Basics Flashcards
What is the default materialization used by DBT if you don’t specify one?
A. Table
B. View
C. Incremental
D. Ephemeral
B. View
Explanation:
In DBT, if no materialization is specified in the config block of a model, the default behavior is to create a view.
Materialization determines how DBT creates and persists a model in the database.
View: A logical query stored in the database that gets executed when queried.
Table: A physical table stored in the database with persistent data.
Incremental: A table that updates or appends data in smaller batches.
Ephemeral: A temporary result that exists only in the context of a single query.
Key Takeaway
View is the default materialization in DBT because it is lightweight and does not require extra storage.
Question 2:
What is the purpose of the on_schema_change configuration in DBT?
A. To automatically rebuild a model if the schema of upstream tables changes.
B. To allow DBT to update or replace target table columns when the schema changes.
C. To enforce strict validation rules for schema consistency.
D. To control whether views or ephemeral models are rebuilt on schema changes.
Correct Answer: B. To allow DBT to update or replace target table columns when the schema changes. 🎉
Explanation:
The on_schema_change configuration in DBT is used in incremental models to handle changes in the schema of the target table. It determines how DBT reacts when columns in the upstream source or model change (e.g., new columns are added).
Options for on_schema_change
- ignore: DBT will ignore schema changes. This is the default behavior.
- append_new_columns: DBT will add new columns to the target table without deleting or replacing the existing ones.
- fail: DBT will throw an error if there are schema changes, stopping the execution.
Key Takeaway:
The on_schema_change setting is critical for incremental models where upstream schema changes might happen. It enables DBT to adapt to those changes without manual intervention.
Example Usage:
{{ config(
materialized=’incremental’,
on_schema_change=’append_new_columns’
) }}
SELECT *
FROM my_source_table
In this case, if new columns are added to my_source_table, DBT will add those new columns to the target table when the model runs.
What does the dbt seed command do?
A. Loads CSV files into the database as tables.
B. Generates SQL scripts for data models.
C. Runs tests on the source data to ensure data quality.
D. Creates ephemeral models from raw data files.
Correct Answer: A. Loads CSV files into the database as tables.
Explanation:
The dbt seed command is used to load CSV files into the database as tables.

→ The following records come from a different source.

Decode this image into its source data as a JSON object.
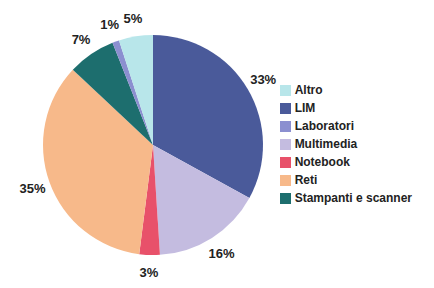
{
  "chart_data": {
    "type": "pie",
    "categories": [
      "LIM",
      "Multimedia",
      "Notebook",
      "Reti",
      "Stampanti e scanner",
      "Laboratori",
      "Altro"
    ],
    "values": [
      33,
      16,
      3,
      35,
      7,
      1,
      5
    ],
    "value_labels": [
      "33%",
      "16%",
      "3%",
      "35%",
      "7%",
      "1%",
      "5%"
    ],
    "colors": [
      "#4a5a9a",
      "#c4bce0",
      "#e8516a",
      "#f7b98a",
      "#1d6e6e",
      "#8b8fd0",
      "#b8e6ea"
    ],
    "data_labels": true,
    "legend": "right"
  }
}
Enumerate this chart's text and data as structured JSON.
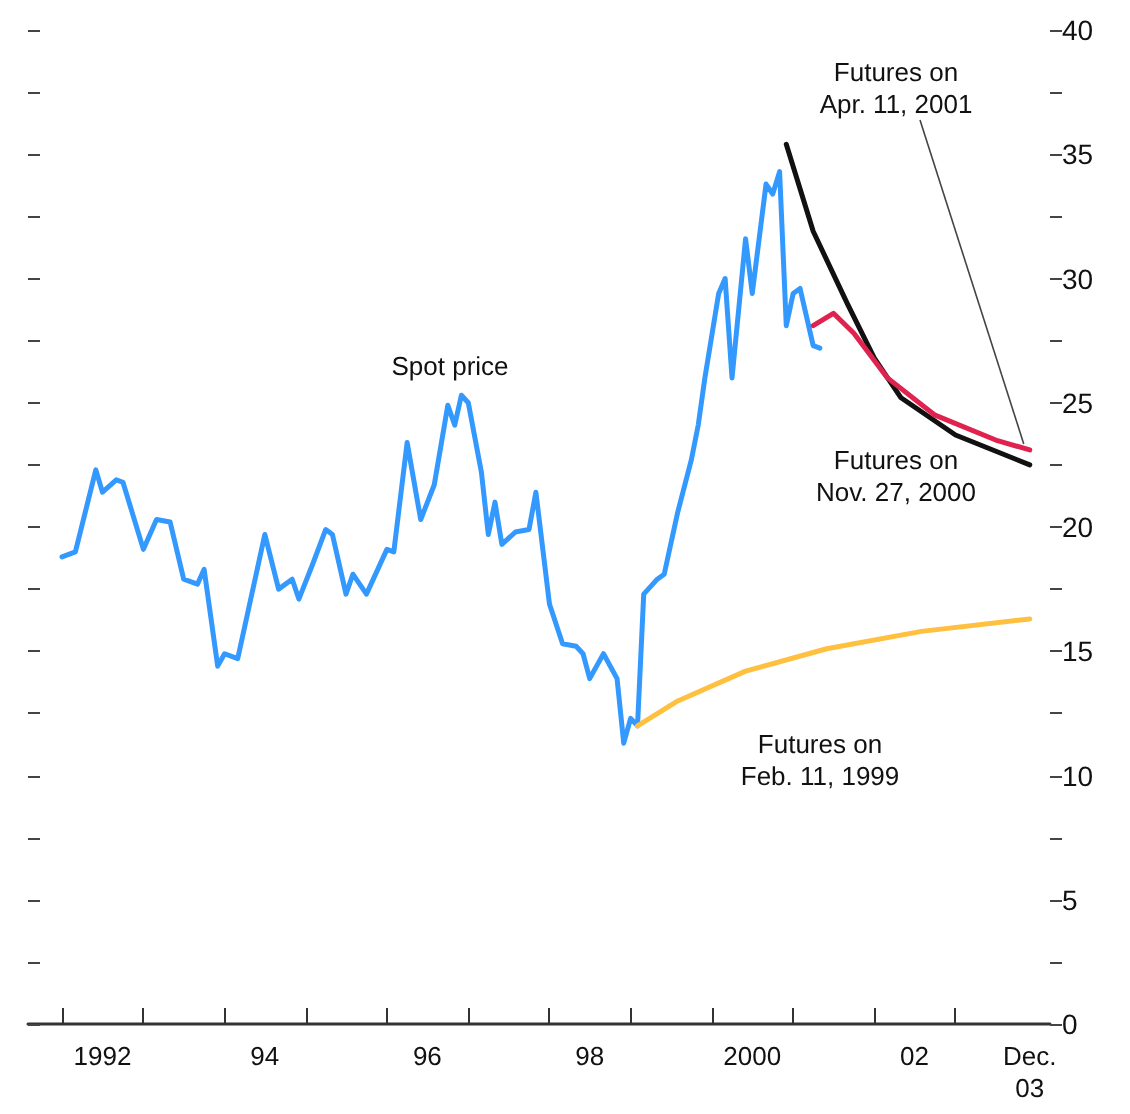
{
  "chart_data": {
    "type": "line",
    "xlim": [
      "1991-08",
      "2004-03"
    ],
    "xticks": [
      {
        "value": "1992-01",
        "label": null
      },
      {
        "value": "1993-01",
        "label": null
      },
      {
        "value": "1994-01",
        "label": null
      },
      {
        "value": "1995-01",
        "label": null
      },
      {
        "value": "1996-01",
        "label": null
      },
      {
        "value": "1997-01",
        "label": null
      },
      {
        "value": "1998-01",
        "label": null
      },
      {
        "value": "1999-01",
        "label": null
      },
      {
        "value": "2000-01",
        "label": null
      },
      {
        "value": "2001-01",
        "label": null
      },
      {
        "value": "2002-01",
        "label": null
      },
      {
        "value": "2003-01",
        "label": null
      },
      {
        "value": "1992-07",
        "label": "1992"
      },
      {
        "value": "1994-07",
        "label": "94"
      },
      {
        "value": "1996-07",
        "label": "96"
      },
      {
        "value": "1998-07",
        "label": "98"
      },
      {
        "value": "2000-07",
        "label": "2000"
      },
      {
        "value": "2002-07",
        "label": "02"
      },
      {
        "value": "2003-12",
        "label": "Dec.\n03"
      }
    ],
    "ylim": [
      0,
      40
    ],
    "yticks": [
      0,
      {
        "value": 2.5,
        "label": null
      },
      5,
      {
        "value": 7.5,
        "label": null
      },
      10,
      {
        "value": 12.5,
        "label": null
      },
      15,
      {
        "value": 17.5,
        "label": null
      },
      20,
      {
        "value": 22.5,
        "label": null
      },
      25,
      {
        "value": 27.5,
        "label": null
      },
      30,
      {
        "value": 32.5,
        "label": null
      },
      35,
      {
        "value": 37.5,
        "label": null
      },
      40
    ],
    "grid": false,
    "marker": "none",
    "line_style": "solid",
    "series": [
      {
        "color": "#3399ff",
        "x": [
          "1992-01",
          "1992-03",
          "1992-06",
          "1992-07",
          "1992-09",
          "1992-10",
          "1993-01",
          "1993-03",
          "1993-05",
          "1993-07",
          "1993-09",
          "1993-10",
          "1993-12",
          "1994-01",
          "1994-03",
          "1994-07",
          "1994-09",
          "1994-11",
          "1994-12",
          "1995-02",
          "1995-04",
          "1995-05",
          "1995-07",
          "1995-08",
          "1995-10",
          "1996-01",
          "1996-02",
          "1996-04",
          "1996-06",
          "1996-08",
          "1996-10",
          "1996-11",
          "1996-12",
          "1997-01",
          "1997-03",
          "1997-04",
          "1997-05",
          "1997-06",
          "1997-08",
          "1997-10",
          "1997-11",
          "1998-01",
          "1998-03",
          "1998-05",
          "1998-06",
          "1998-07",
          "1998-08",
          "1998-09",
          "1998-11",
          "1998-12",
          "1999-01",
          "1999-02",
          "1999-03",
          "1999-05",
          "1999-06",
          "1999-08",
          "1999-10",
          "1999-11",
          "1999-12",
          "2000-02",
          "2000-03",
          "2000-04",
          "2000-06",
          "2000-07",
          "2000-09",
          "2000-10",
          "2000-11",
          "2000-12",
          "2001-01",
          "2001-02",
          "2001-04",
          "2001-05"
        ],
        "values": [
          18.8,
          19.0,
          22.3,
          21.4,
          21.9,
          21.8,
          19.1,
          20.3,
          20.2,
          17.9,
          17.7,
          18.3,
          14.4,
          14.9,
          14.7,
          19.7,
          17.5,
          17.9,
          17.1,
          18.5,
          19.9,
          19.7,
          17.3,
          18.1,
          17.3,
          19.1,
          19.0,
          23.4,
          20.3,
          21.7,
          24.9,
          24.1,
          25.3,
          25.0,
          22.2,
          19.7,
          21.0,
          19.3,
          19.8,
          19.9,
          21.4,
          16.9,
          15.3,
          15.2,
          14.9,
          13.9,
          14.4,
          14.9,
          13.9,
          11.3,
          12.3,
          12.0,
          17.3,
          17.9,
          18.1,
          20.6,
          22.7,
          24.1,
          26.0,
          29.4,
          30.0,
          26.0,
          31.6,
          29.4,
          33.8,
          33.4,
          34.3,
          28.1,
          29.4,
          29.6,
          27.3,
          27.2
        ]
      },
      {
        "color": "#ffc040",
        "x": [
          "1999-02",
          "1999-08",
          "2000-06",
          "2001-06",
          "2002-08",
          "2003-12"
        ],
        "values": [
          12.0,
          13.0,
          14.2,
          15.1,
          15.8,
          16.3
        ]
      },
      {
        "color": "#111111",
        "x": [
          "2000-12",
          "2001-04",
          "2001-09",
          "2002-01",
          "2002-05",
          "2003-01",
          "2003-12"
        ],
        "values": [
          35.4,
          31.9,
          29.0,
          26.8,
          25.2,
          23.7,
          22.5
        ]
      },
      {
        "color": "#e0234e",
        "x": [
          "2001-04",
          "2001-07",
          "2001-10",
          "2002-03",
          "2002-10",
          "2003-07",
          "2003-12"
        ],
        "values": [
          28.1,
          28.6,
          27.8,
          26.0,
          24.5,
          23.5,
          23.1
        ]
      }
    ],
    "annotations": [
      "Spot price",
      {
        "text": "Futures on\nApr. 11, 2001",
        "x": "2003-12",
        "y": 23.1
      },
      "Futures on\nNov. 27, 2000",
      "Futures on\nFeb. 11, 1999"
    ]
  }
}
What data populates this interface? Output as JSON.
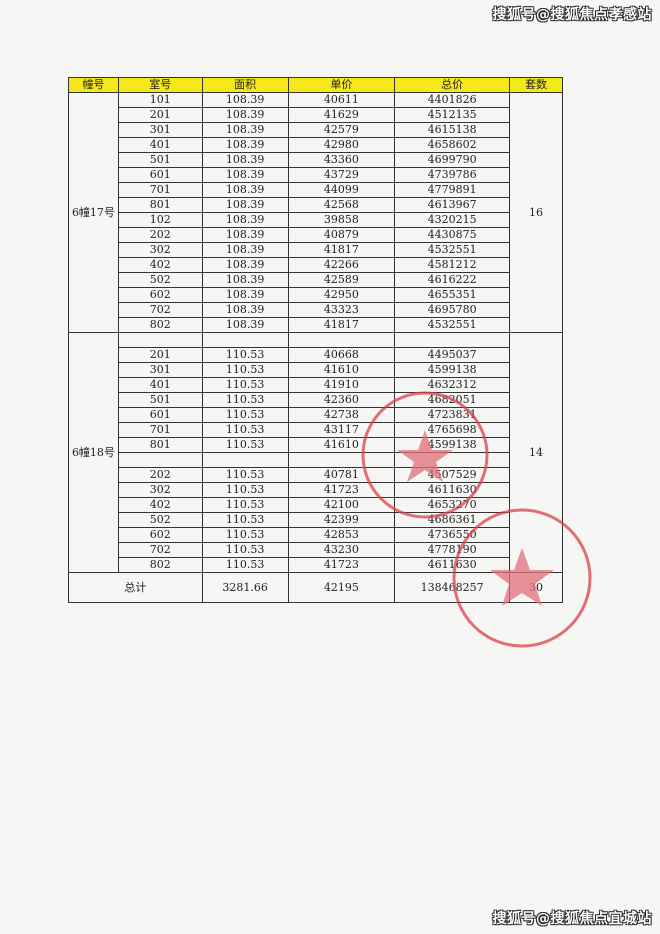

These tables can then be referenced like any other model in DBT.
How dbt seed Works:
- Place your CSV files in the data directory of your DBT project.
Example project structure:
my_dbt_project/
├── models/
├── data/
│ ├── customers.csv
│ ├── products.csv
- Run the dbt seed command:
dbt seed
- DBT reads the CSV files and creates database tables using the data in the CSV files.
Key Takeaway:
The dbt seed command simplifies loading static CSV data into your database, making it accessible for models and transformations.
What is the purpose of the dbt snapshot command?
A. To create ephemeral models for temporary data storage.
B. To capture and track historical changes in source data over time.
C. To test and validate the freshness of source data.
D. To rebuild tables and ensure schema consistency.
Correct Answer: B. To capture and track historical changes in source data over time.
Explanation:
The dbt snapshot command is used to create snapshots of source data that track historical changes over time. This is particularly useful for slowly changing dimensions (SCDs) or auditing data changes.
How DBT Snapshots Work:
- Snapshots capture the state of a table or query at specific points in time.
- When data in the source table changes, DBT detects those changes and records them as new rows in a snapshot table.
- This allows you to analyze historical versions of data and track changes like updates or deletions.
Key Features of Snapshots:
Versioning: Snapshots help you maintain historical records of rows when values change.
Slowly Changing Dimensions: Perfect for scenarios where you need to track data over time, such as:
Customer address changes
Product price updates
What Happens When You Run dbt Snapshot?
- Initial Run: DBT creates a snapshot table and loads the data as-is.
- Subsequent Runs:
DBT compares the current source data to the existing snapshot.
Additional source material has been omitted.